Critique du référendum. Quant à la méthode de ratification, Etienne Davignon n'aime pas le référendum. Au lieu de simplifier le processus, il le complique et il ajoute un élément de confusion. Si un gouvernement s'engage dans la campagne électorale et invite la population à voter pour la Constitution, le vote se transforme en un jugement sur ce gouvernement: ce n'est plus la Constitution qu'on évalue, mais la conduite gouvernementale.
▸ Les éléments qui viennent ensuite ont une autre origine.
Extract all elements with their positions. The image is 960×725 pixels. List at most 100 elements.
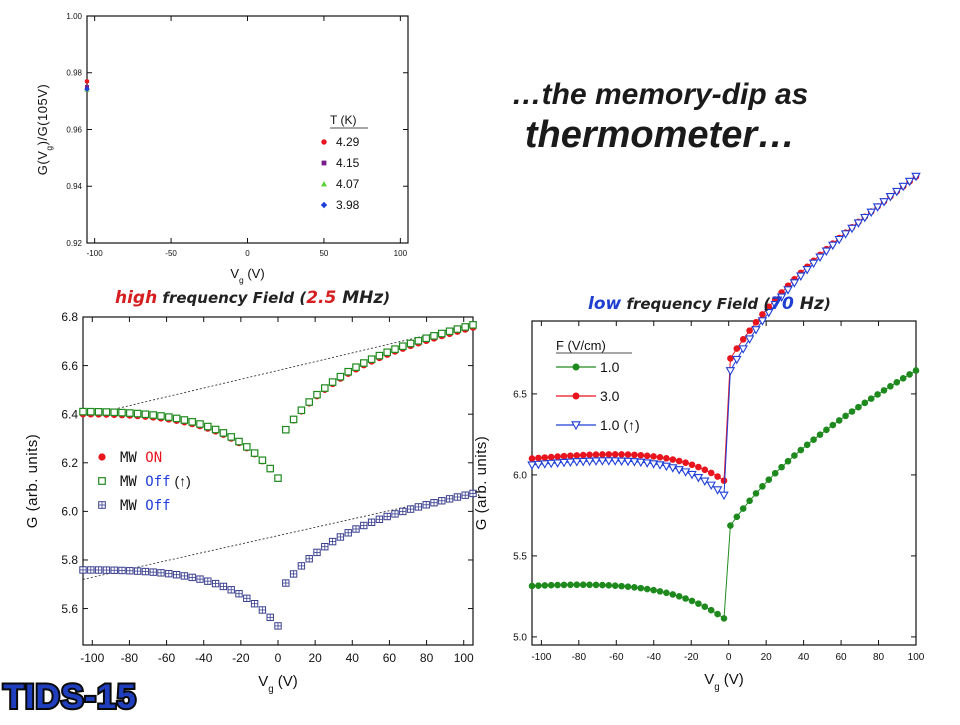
data-point — [605, 582, 613, 589]
data-point — [650, 453, 657, 460]
data-point — [86, 407, 95, 416]
data-point — [94, 566, 103, 574]
data-point — [727, 522, 734, 529]
x-tick-label: -60 — [609, 652, 624, 663]
caption-high-unit: MHz — [336, 288, 384, 308]
data-point — [739, 505, 747, 512]
legend-marker — [320, 201, 328, 209]
data-point — [541, 454, 549, 461]
data-point — [360, 359, 368, 367]
data-point — [700, 477, 710, 486]
plot-frame — [531, 320, 917, 646]
data-point — [707, 606, 715, 614]
data-point — [631, 451, 638, 459]
title-line-2: thermometer… — [524, 114, 796, 156]
x-tick-label: -20 — [684, 652, 699, 663]
y-tick-label: 6.8 — [61, 310, 78, 324]
data-point — [289, 570, 298, 578]
x-tick-label: -100 — [87, 249, 104, 258]
data-point — [391, 510, 399, 518]
data-point — [796, 272, 806, 281]
data-point — [738, 345, 748, 354]
data-point — [637, 584, 645, 592]
x-tick-label: -40 — [195, 651, 213, 665]
data-point — [438, 497, 446, 505]
data-point — [211, 425, 220, 434]
data-point — [535, 582, 542, 589]
data-point — [776, 293, 787, 302]
data-point — [573, 452, 581, 459]
series-3 — [79, 489, 477, 630]
data-point — [126, 567, 134, 575]
data-point — [367, 355, 376, 363]
data-point — [751, 326, 761, 335]
data-point — [375, 515, 384, 523]
caption-high-frequency: high frequency Field (2.5 MHz) — [115, 288, 390, 308]
data-point — [893, 378, 901, 386]
data-point — [157, 412, 165, 420]
legend-label: 1.0 (↑) — [600, 417, 640, 433]
x-tick-label: -50 — [165, 249, 177, 258]
caption-low-word: low — [588, 294, 622, 314]
data-point — [94, 408, 103, 416]
data-point — [719, 491, 729, 501]
data-point — [669, 456, 677, 463]
data-point — [125, 409, 134, 417]
data-point — [554, 581, 561, 589]
data-point — [764, 308, 774, 318]
x-axis-label: Vg (V) — [230, 266, 264, 285]
data-point — [383, 348, 392, 357]
y-tick-label: 1.00 — [66, 12, 82, 21]
data-point — [599, 451, 606, 458]
data-point — [243, 443, 251, 451]
legend-marker — [572, 363, 580, 371]
data-point — [305, 398, 314, 406]
chart-3: -100 -80 -60 -40 -20 0 20 40 60 80 100 5.0 5.5 6.0 6.5… — [473, 172, 925, 693]
data-point — [305, 555, 313, 563]
legend-label: MW ON — [120, 450, 162, 466]
data-point — [739, 336, 747, 343]
x-tick-label: 40 — [346, 651, 360, 665]
data-point — [904, 177, 915, 187]
guide-line — [82, 323, 474, 418]
data-point — [623, 457, 633, 467]
y-tick-label: 5.5 — [513, 551, 527, 562]
data-point — [586, 581, 593, 589]
data-point — [823, 426, 830, 434]
data-point — [661, 462, 672, 472]
x-tick-label: -80 — [121, 651, 139, 665]
legend-label: 3.98 — [336, 198, 360, 212]
data-point — [414, 336, 423, 345]
data-point — [79, 566, 87, 574]
data-point — [172, 414, 181, 423]
x-tick-label: 100 — [908, 652, 925, 663]
data-point — [675, 457, 683, 465]
x-tick-label: 0 — [245, 249, 250, 258]
data-point — [847, 224, 857, 234]
data-point — [695, 463, 702, 471]
data-point — [880, 387, 888, 394]
data-point — [821, 247, 832, 257]
data-point — [861, 399, 869, 407]
data-point — [533, 460, 544, 470]
caption-low-unit: Hz — [793, 294, 824, 314]
x-tick-label: -100 — [531, 652, 551, 663]
legend-label: MW Off — [120, 498, 171, 514]
data-point — [344, 529, 352, 537]
data-point — [149, 568, 157, 576]
data-point — [578, 457, 588, 467]
x-tick-label: 20 — [761, 652, 773, 663]
data-point — [274, 622, 282, 630]
data-point — [911, 172, 921, 182]
data-point — [887, 383, 894, 390]
data-point — [637, 451, 645, 459]
data-point — [791, 452, 798, 459]
data-point — [701, 466, 709, 474]
data-point — [848, 408, 856, 415]
data-point — [258, 606, 267, 614]
data-point — [842, 412, 849, 420]
data-point — [430, 332, 438, 340]
y-tick-label: 6.0 — [513, 470, 527, 481]
data-point — [560, 581, 568, 589]
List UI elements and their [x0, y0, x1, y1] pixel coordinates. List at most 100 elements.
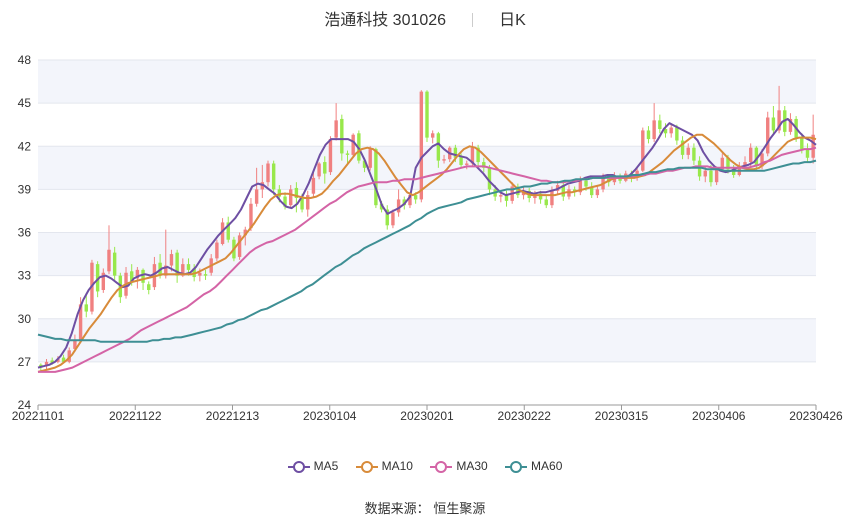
candle-body [300, 198, 304, 210]
candle-body [243, 229, 247, 236]
candle-body [317, 163, 321, 177]
chart-title: 浩通科技 301026 日K [0, 6, 850, 30]
candle-body [78, 304, 83, 341]
legend-item-ma30[interactable]: MA30 [430, 459, 488, 473]
candle-body [345, 153, 350, 155]
candle-body [788, 118, 793, 132]
x-tick-label: 20230315 [595, 409, 649, 423]
candle-body [198, 272, 202, 276]
legend-item-ma5[interactable]: MA5 [287, 459, 338, 473]
candle-body [578, 180, 583, 193]
grid-band [38, 318, 816, 362]
candle-body [112, 252, 117, 276]
candle-body [368, 149, 372, 168]
series-line-ma5 [37, 117, 817, 369]
x-tick-label: 20230406 [692, 409, 746, 423]
candle-body [709, 170, 713, 183]
candle-body [425, 91, 429, 138]
candle-body [328, 139, 333, 173]
candle-body [669, 127, 673, 134]
legend-swatch-ma30 [430, 460, 453, 473]
candle-body [561, 185, 565, 197]
candle-body [44, 361, 49, 367]
legend-label-ma10: MA10 [381, 458, 413, 473]
candle-body [516, 186, 520, 196]
candle-body [720, 157, 725, 170]
candle-body [141, 269, 145, 283]
candle-body [306, 195, 310, 210]
candle-body [595, 189, 600, 196]
grid-band [38, 232, 816, 276]
candle-body [379, 203, 384, 210]
candle-body [164, 265, 168, 276]
candle-body [277, 189, 282, 197]
y-tick-label: 36 [18, 226, 32, 240]
candle-body [266, 163, 270, 183]
candle-body [413, 195, 418, 200]
candle-body [686, 147, 690, 155]
candle-body [499, 195, 503, 197]
candle-body [129, 271, 134, 282]
period-label: 日K [499, 12, 526, 29]
x-tick-label: 20221122 [109, 409, 162, 423]
candle-body [226, 222, 230, 240]
stock-name-code: 浩通科技 301026 [324, 12, 447, 29]
candle-body [135, 269, 140, 279]
x-tick-label: 20221101 [12, 409, 65, 423]
candle-body [777, 110, 781, 131]
series-line-ma10 [37, 133, 817, 373]
candle-body [283, 196, 287, 207]
x-tick-label: 20230222 [498, 409, 552, 423]
legend-item-ma10[interactable]: MA10 [355, 458, 413, 473]
candle-body [402, 199, 406, 206]
candle-body [589, 186, 594, 196]
legend[interactable]: MA5 MA10 MA30 MA60 [0, 458, 850, 473]
candle-body [430, 133, 435, 138]
candle-body [760, 153, 764, 167]
candle-body [294, 187, 299, 198]
candle-body [237, 235, 242, 257]
legend-label-ma60: MA60 [531, 458, 563, 473]
legend-item-ma60[interactable]: MA60 [505, 459, 562, 473]
candle-body [811, 134, 815, 158]
candle-body [340, 118, 344, 154]
candle-body [334, 120, 338, 138]
candle-body [391, 212, 395, 226]
candle-body [203, 274, 208, 276]
candle-body [487, 167, 492, 190]
candle-body [766, 117, 770, 154]
candle-body [215, 242, 219, 259]
candle-body [436, 133, 441, 161]
candle-body [175, 252, 179, 276]
x-tick-label: 20230426 [789, 409, 843, 423]
candle-body [538, 193, 543, 200]
x-tick-label: 20230201 [400, 409, 454, 423]
candle-body [743, 162, 747, 167]
candle-body [67, 350, 71, 362]
y-tick-label: 39 [18, 182, 32, 196]
y-tick-label: 42 [18, 139, 32, 153]
candle-body [220, 222, 225, 244]
candle-body [374, 149, 378, 206]
x-tick-label: 20230104 [303, 409, 357, 423]
candle-body [84, 304, 88, 312]
candle-body [169, 254, 174, 266]
candle-body [95, 264, 100, 292]
candle-body [459, 156, 463, 165]
candle-body [482, 162, 486, 168]
candle-body [748, 147, 753, 163]
candle-body [56, 359, 60, 362]
candle-body [442, 159, 446, 161]
y-tick-label: 33 [18, 269, 32, 283]
candle-body [550, 190, 554, 206]
candle-body [147, 284, 151, 290]
candle-body [289, 189, 293, 206]
y-tick-label: 24 [18, 398, 32, 412]
candle-body [663, 129, 668, 134]
candle-body [470, 147, 475, 164]
legend-swatch-ma5 [287, 460, 310, 473]
series-line-ma60 [37, 159, 817, 343]
candle-body [419, 91, 424, 200]
candle-body [465, 163, 469, 165]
Selon le Vicomte, le préjudice au détriment du "oui" correspond à environ un quart des votants! Ils disent non à la Constitution pour dire non au gouvernement. Un handicap de 25% provoqué par le formule du référendum, c'est quand même dur. Une autre difficulté s'y ajoute.
Les votants ne devraient pas s'exprimer seulement sur le contenu de la Constitution, mais aussi la comparer à la situation qui résulterait d'un "non", évaluer si la Constitution est mieux que le traité de Nice, car dire non à la Constitution signifie dire oui à Nice. C'est pourquoi le Vicomte juge incompréhensible et totalement inepte la position de Laurent Fabius, selon laquelle voter "non" signifierait ouvrir la voie à la négociation d'une meilleure Constitution. C'est faux; le vote négatif obligerait à garder ce qui existe (avec la possibilité d'évolutions ultérieures pour les Etats membres qui auraient voté en sa faveur). Une telle évolution n'aurait aucun rapport avec ce que demandent M.Fabius et les autres socialistes français qui le soutiennent, pour deux raisons: a) la droite est au pouvoir en France, ce seraient donc M.Chirac et son gouvernement qui négocieraient la suite; b) tous les partis socialistes de l'UE sont pour la ratification.
Progrès méconnus. Mais ce n'est pas seulement une question de réalisme et de tactique. Etienne Davignon a défendu la Constitution en elle-même, pour les avancées qu'elle comporte, en insistant surtout sur quelques aspects souvent négligés, comme: a) l'octroi de la "personnalité juridique" à l'UE, ce qui est "extrêmement important" (et il a expliqué pourquoi); b) la clarification des compétences européennes et nationales (les citoyens comprendront mieux "qui fait quoi en Europe", quelles sont les responsabilités respectives des institutions européennes et des gouvernements nationaux); c) la possibilité pour la Cour de justice, le moment venu, de clarifier les aspects qui apparaissent encore contradictoires ou incohérents (il y en a). Etienne Davignon a cité évidemment aussi les éléments que tout le monde souligne: extension du vote majoritaire, renforcement des pouvoirs du Parlement européen (avec quelques lacunes, c'est vrai), etc. Il a, en revanche, déploré l'absence d'une procédure souple et efficace de révision de la Constitution. Toutefois, les lacunes ne modifient pas l'essentiel: l'Europe a besoin des progrès que cette Constitution représente. (F.R.)